You’ll Never Walk Alone.
— Fortnite (@FortniteGame) August 20, 2020
The key to success, according to Nanzer, is partnering with brands to make an authentic experience. “There’s no brand that’s ever paid to be in Fortnite. It’s all about finding great partners that are going to be super collaborative, and then we can do something authentic that really adds a lot of value for our players and for the fans of our partner.”
Nanzer says that soccer is a targeted growth area and there is certainly more to come. “This is really the start of what we want to do in soccer specifically, but also, I think what you’ll see is a big year [Epic Games and Fortnite] in 2021 and into 2022 and bringing more sports into Fortnite. Today we’re doing outfits. We’ve done some limited time modes. I think you’ll see with this drop this week, we’re also leveraging creative mode a bit more around the drop, and there’s going to be a cool, creative experience that players can go in and play. I really think that the future could obviously be bringing more sports into the game, but what’s the cool gameplay that’s associated with that?”
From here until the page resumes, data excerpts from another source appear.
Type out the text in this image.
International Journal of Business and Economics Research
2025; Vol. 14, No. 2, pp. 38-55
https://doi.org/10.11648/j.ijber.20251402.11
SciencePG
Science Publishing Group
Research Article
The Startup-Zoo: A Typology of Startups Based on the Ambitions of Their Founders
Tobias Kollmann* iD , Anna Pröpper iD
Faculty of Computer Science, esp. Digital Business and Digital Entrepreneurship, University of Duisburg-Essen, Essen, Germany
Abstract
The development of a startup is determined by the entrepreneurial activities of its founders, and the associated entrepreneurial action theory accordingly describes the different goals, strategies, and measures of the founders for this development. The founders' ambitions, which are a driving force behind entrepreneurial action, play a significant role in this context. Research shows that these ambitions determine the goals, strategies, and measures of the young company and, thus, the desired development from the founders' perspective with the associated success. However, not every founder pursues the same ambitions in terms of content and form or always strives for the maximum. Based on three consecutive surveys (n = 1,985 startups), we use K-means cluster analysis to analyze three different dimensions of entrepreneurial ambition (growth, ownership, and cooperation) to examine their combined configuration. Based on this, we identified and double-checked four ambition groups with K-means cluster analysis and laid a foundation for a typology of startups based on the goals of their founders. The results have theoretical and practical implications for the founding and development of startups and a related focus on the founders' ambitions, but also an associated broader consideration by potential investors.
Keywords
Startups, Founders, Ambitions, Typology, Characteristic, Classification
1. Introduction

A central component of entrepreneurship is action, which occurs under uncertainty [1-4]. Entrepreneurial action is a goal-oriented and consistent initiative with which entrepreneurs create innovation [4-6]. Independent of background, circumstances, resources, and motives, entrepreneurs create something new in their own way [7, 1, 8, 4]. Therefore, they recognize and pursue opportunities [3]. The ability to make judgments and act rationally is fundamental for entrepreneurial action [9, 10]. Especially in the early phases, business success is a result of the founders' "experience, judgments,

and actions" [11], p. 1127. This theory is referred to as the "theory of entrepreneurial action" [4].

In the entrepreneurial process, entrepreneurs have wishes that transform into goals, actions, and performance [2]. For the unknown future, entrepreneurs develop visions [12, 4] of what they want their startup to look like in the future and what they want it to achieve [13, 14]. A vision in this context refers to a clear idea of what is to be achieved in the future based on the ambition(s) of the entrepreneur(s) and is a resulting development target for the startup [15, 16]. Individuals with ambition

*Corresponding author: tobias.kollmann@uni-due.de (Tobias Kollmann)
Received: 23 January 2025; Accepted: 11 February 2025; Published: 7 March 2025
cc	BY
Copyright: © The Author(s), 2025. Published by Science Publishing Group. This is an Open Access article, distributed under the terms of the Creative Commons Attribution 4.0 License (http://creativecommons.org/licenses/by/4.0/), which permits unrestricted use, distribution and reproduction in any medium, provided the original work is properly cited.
Nanzer stressed that collaborations are deeply involved and “high touch,” and are not taken lightly. But, if the past is any indication, the sky’s the limit. Could we see a totally unique sports experience within Fortnite? Perhaps for a Champions League final, a World Cup final, a Super Bowl Halftime show? Could we watch games within Fortnite?
“I mean, anything’s possible,” Nanzer says. “We’re constantly trying to, you know, surprise and delight our players and do continue to push the envelope on experiences both within the game and outside the game as well. I mean it’s technically possible today. We did a lot of experimentation this year in Party Royale. We partnered with ESPN to bring The Ocho into Party Royale. We showed movie trailers. We showed full movies. I think we did 10 concerts last year. Really, I think a core part of the Fortnite experience and something that is a huge goal for us and everything we do is that we’re creating really compelling experiences that, importantly, you experience with your friends.”